The Islamic Jihad could launch Grad rockets on the Israeli southern cities like Ashkelon, Sderot and Beersheba. Thousands of Jews will have to flee to shelters. An al-Qaeda squad could bomb the Eilat airport with rockets launched from Jordan. Attacks could be planned against Jews at the Wailing Wall in Jerusalem.
The Arab League could request the UN Security Council to order a no-fly zone above Gaza. Syrians, Lebaneses, Egyptians, Gazans and Jordanians could flood Israel with hundreds of thousands of people.
At the opening of the Durban III conference in New York, the assembly led by Mahmoud Ahmadinejad could condemn the “Israeli apartheid regime” and the Organization for the Islamic Conference could accuse Israel of destroying the Al Aqsa Mosque. Violent demonstrations could shake up the Islamic world, while appeasing religious leaders in the West would call for “respect for Islamic and Christian Holy Places.”
Rachel’s tomb in Bethlehem would again become the scene shootings and terrorism. Israeli leftist figures could advance the demand to de-Judaize the flag (with its Star of David) and the national anthem Ha-Tikvah, and drain school curricula, the army, and the constitution of their distinctive Jewish national character.
Turkey could break off its ties with Israel, and Israel would have to mobilize the army to face a new Egyptian threat. Jewish areas in eastern Jerusalem could be subjected to Arab sniper fire. The town of Maale Adumim could be besieged and its inhabitants slaughtered on the road. The Hebron Jews could be the victims of a new Jihadist pogrom like in 1929. Hamas and Hizbullah could shower a hail of rockets on Israel, reaching the skyscrapers of Tel Aviv.
Were Katyusha rockets to start falling on runways at Ben-Gurion Airport or on the Tel Aviv-Jerusalem highway, Israel’s economy would simply cease to exist.
Thousands of Israelis could flee from Jerusalem.

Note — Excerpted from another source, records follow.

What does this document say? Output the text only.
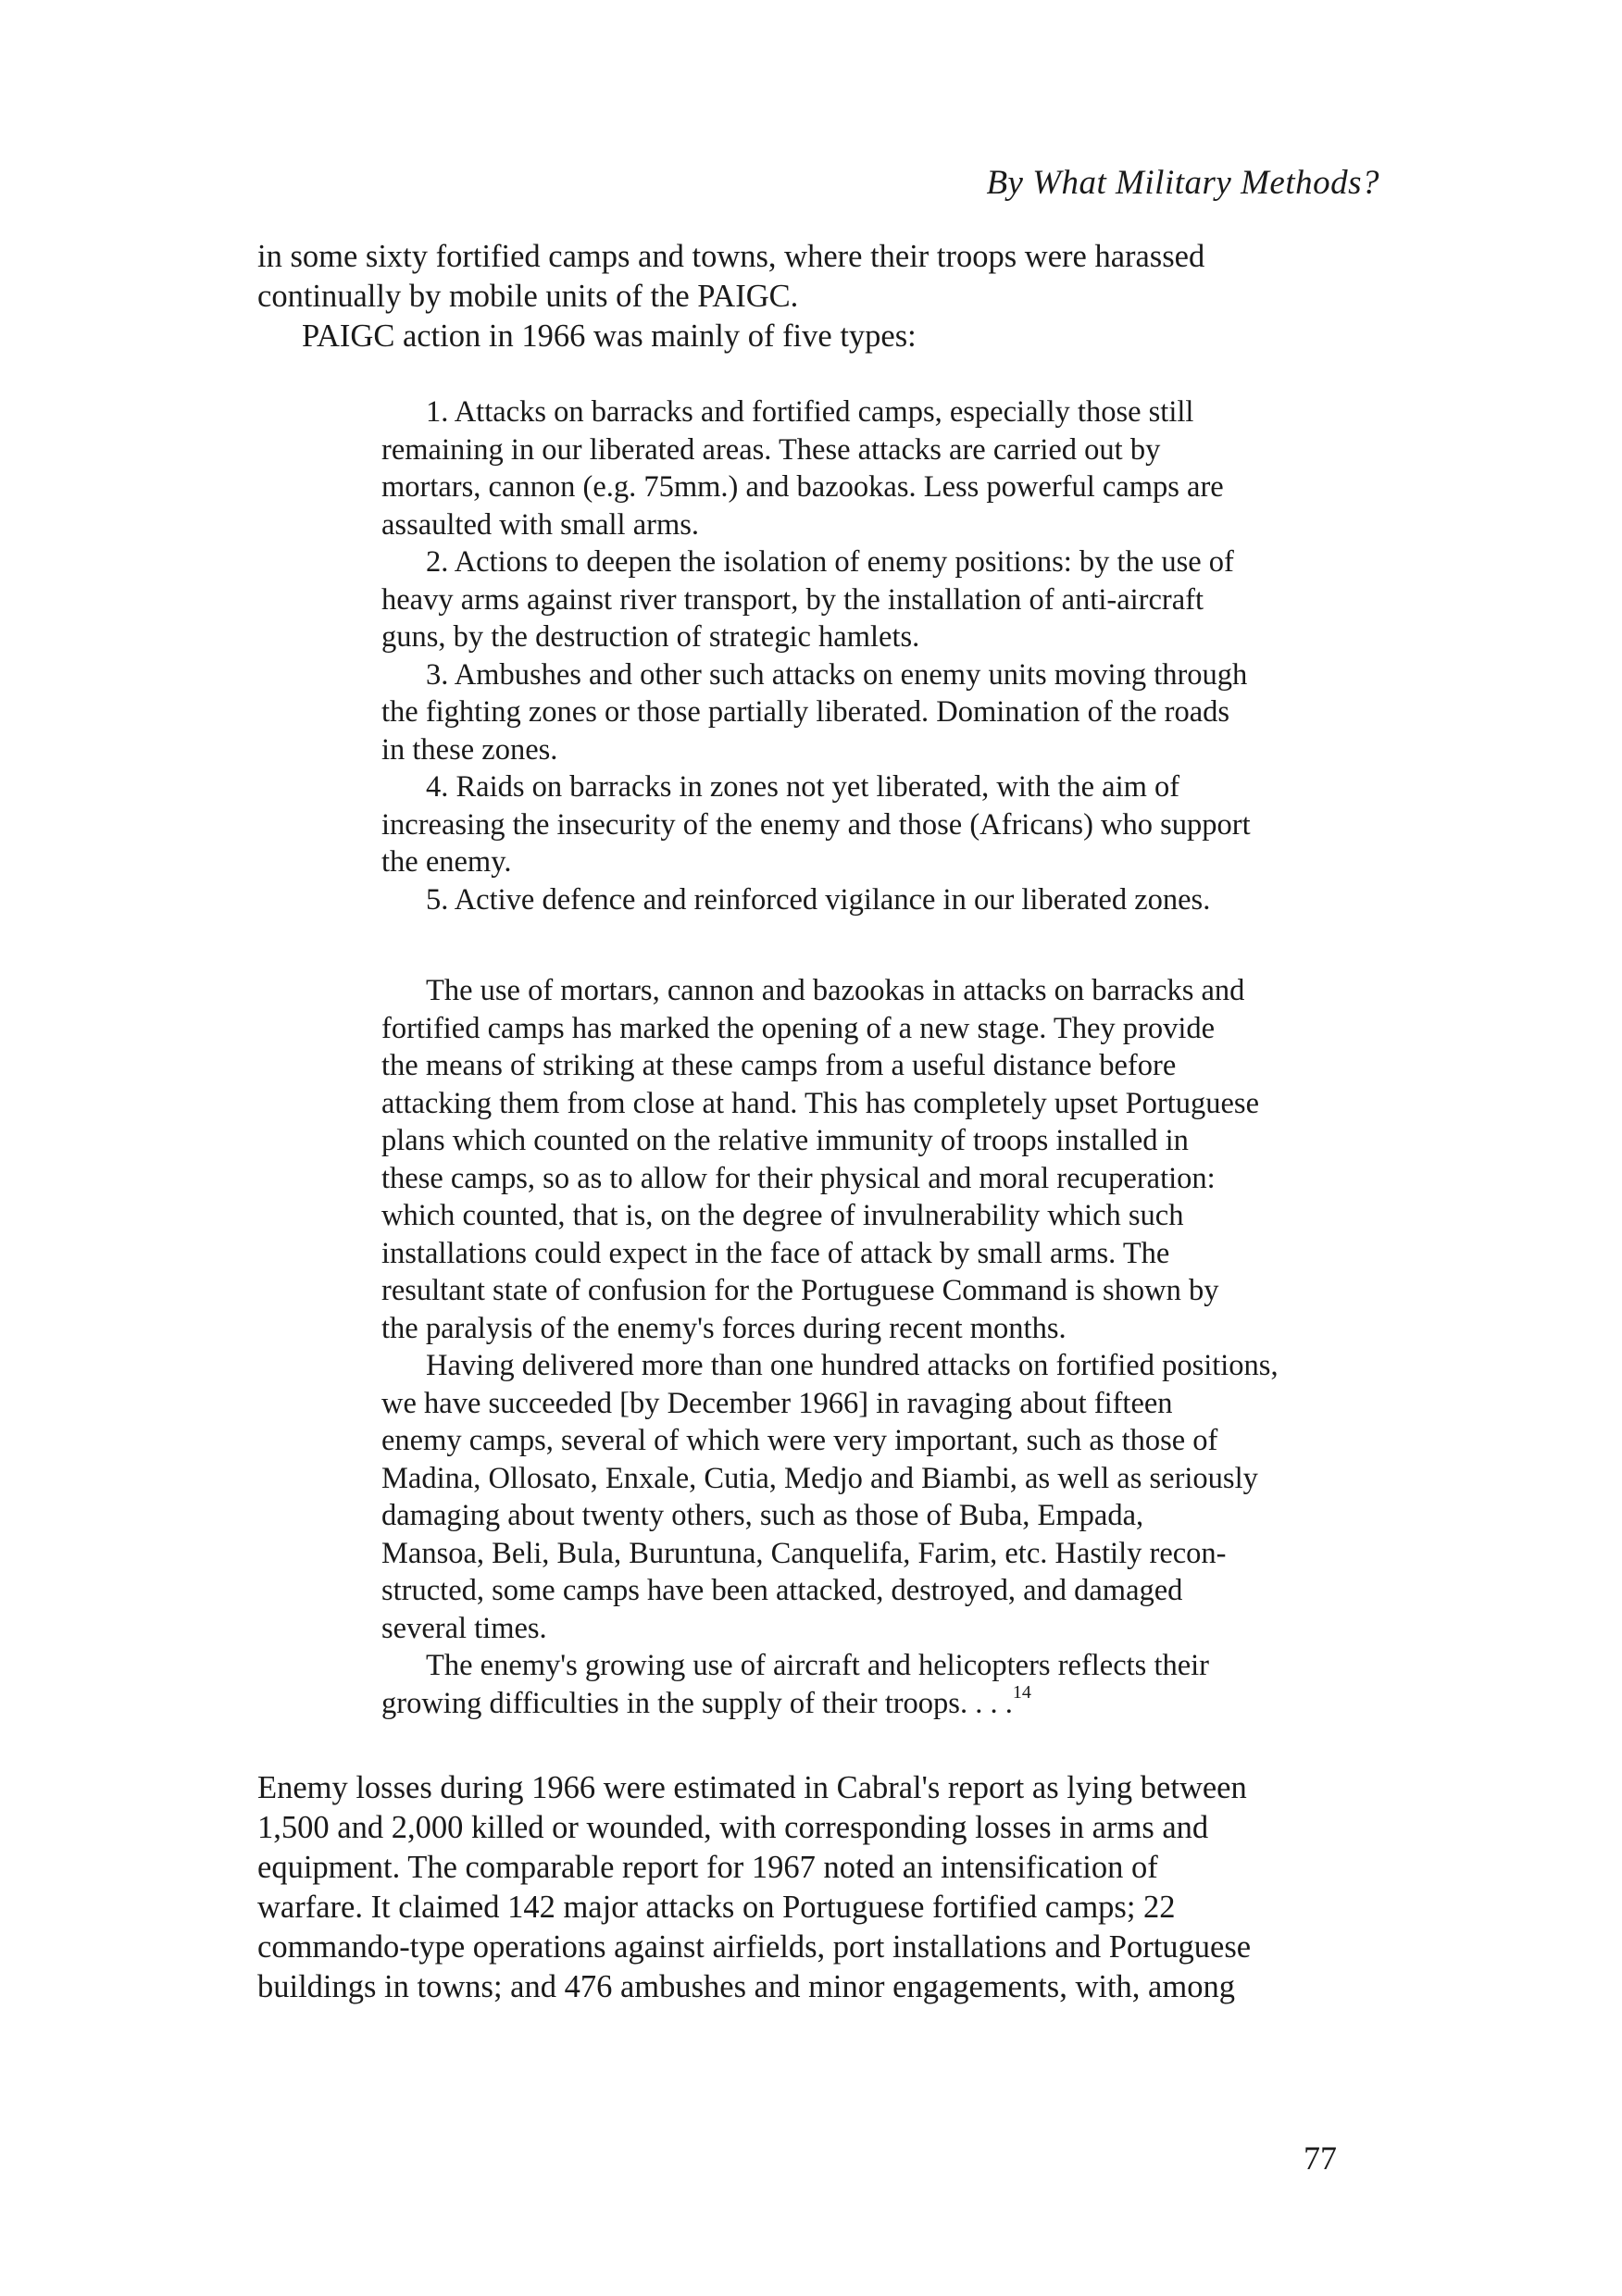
By What Military Methods?

in some sixty fortified camps and towns, where their troops were harassed
continually by mobile units of the PAIGC.
PAIGC action in 1966 was mainly of five types:

1. Attacks on barracks and fortified camps, especially those still
remaining in our liberated areas. These attacks are carried out by
mortars, cannon (e.g. 75mm.) and bazookas. Less powerful camps are
assaulted with small arms.
2. Actions to deepen the isolation of enemy positions: by the use of
heavy arms against river transport, by the installation of anti-aircraft
guns, by the destruction of strategic hamlets.
3. Ambushes and other such attacks on enemy units moving through
the fighting zones or those partially liberated. Domination of the roads
in these zones.
4. Raids on barracks in zones not yet liberated, with the aim of
increasing the insecurity of the enemy and those (Africans) who support
the enemy.
5. Active defence and reinforced vigilance in our liberated zones.

The use of mortars, cannon and bazookas in attacks on barracks and
fortified camps has marked the opening of a new stage. They provide
the means of striking at these camps from a useful distance before
attacking them from close at hand. This has completely upset Portuguese
plans which counted on the relative immunity of troops installed in
these camps, so as to allow for their physical and moral recuperation:
which counted, that is, on the degree of invulnerability which such
installations could expect in the face of attack by small arms. The
resultant state of confusion for the Portuguese Command is shown by
the paralysis of the enemy's forces during recent months.
Having delivered more than one hundred attacks on fortified positions,
we have succeeded [by December 1966] in ravaging about fifteen
enemy camps, several of which were very important, such as those of
Madina, Ollosato, Enxale, Cutia, Medjo and Biambi, as well as seriously
damaging about twenty others, such as those of Buba, Empada,
Mansoa, Beli, Bula, Buruntuna, Canquelifa, Farim, etc. Hastily recon-
structed, some camps have been attacked, destroyed, and damaged
several times.
The enemy's growing use of aircraft and helicopters reflects their
growing difficulties in the supply of their troops. . . .$^{14}$

Enemy losses during 1966 were estimated in Cabral's report as lying between
1,500 and 2,000 killed or wounded, with corresponding losses in arms and
equipment. The comparable report for 1967 noted an intensification of
warfare. It claimed 142 major attacks on Portuguese fortified camps; 22
commando-type operations against airfields, port installations and Portuguese
buildings in towns; and 476 ambushes and minor engagements, with, among

77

Israeli Arabs could gather in Nazareth to denounce the “apartheid” they are subjected to in Israel itself. Arab-populated areas of the Galilee, Akko, Jaffa and North Negev could go on general strike and commence violent protests.
The suicide bombers could blow up again in the restaurants, shopping malls, cafes and bus stops. The Western media would demonize the Israelis by new blood libels. Attacks could increase throughout Europe against Jewish schools and institutions.
The Iranian ayatollahs could announce that they have set up a nuclear battery to protect the “Muslim brothers.” The mullahs in Qom could convene in a secret meeting, under a portrait of Ayatollah Khomeini, to give President Mahmoud Ahmadinejad the go-ahead. From Tehran to Tel Aviv, an Iranian Shihab-3 rocket would take 12 minutes to hit the Jews.
In the mindset of the Islamic multitudes and Western appeasers, the goal is clear: they want an Israel that packs up and goes away. They dream about millions of Israelis with their suitcases in a long march that lead them to ships and aircraft. Destination: diaspora.
The Jewish houses left with everything in them, the Israeli postal offices empty, Yad Vashem closed, the Wailing Wall destroyed, the registry archives in Cesarea and Beth Shean vandalized, the Jewish bookshops toppled, the Knesset used by alley cats and the electric cars abandoned along the way like a huge flock of dead birds.
Call it the evaporation of the the State of Israel. The Jews would return to their homeless status in Russia, France, America, Poland. In Warsaw they might rebuild the ghetto. From Baghdad to Haifa, tens of thousands of miles covered only by the voice of Al Jazeera.
Can it happen? God forbid not. But if we peer into our hearts, can we really be completely sure that Israel will see its centennial in 2048?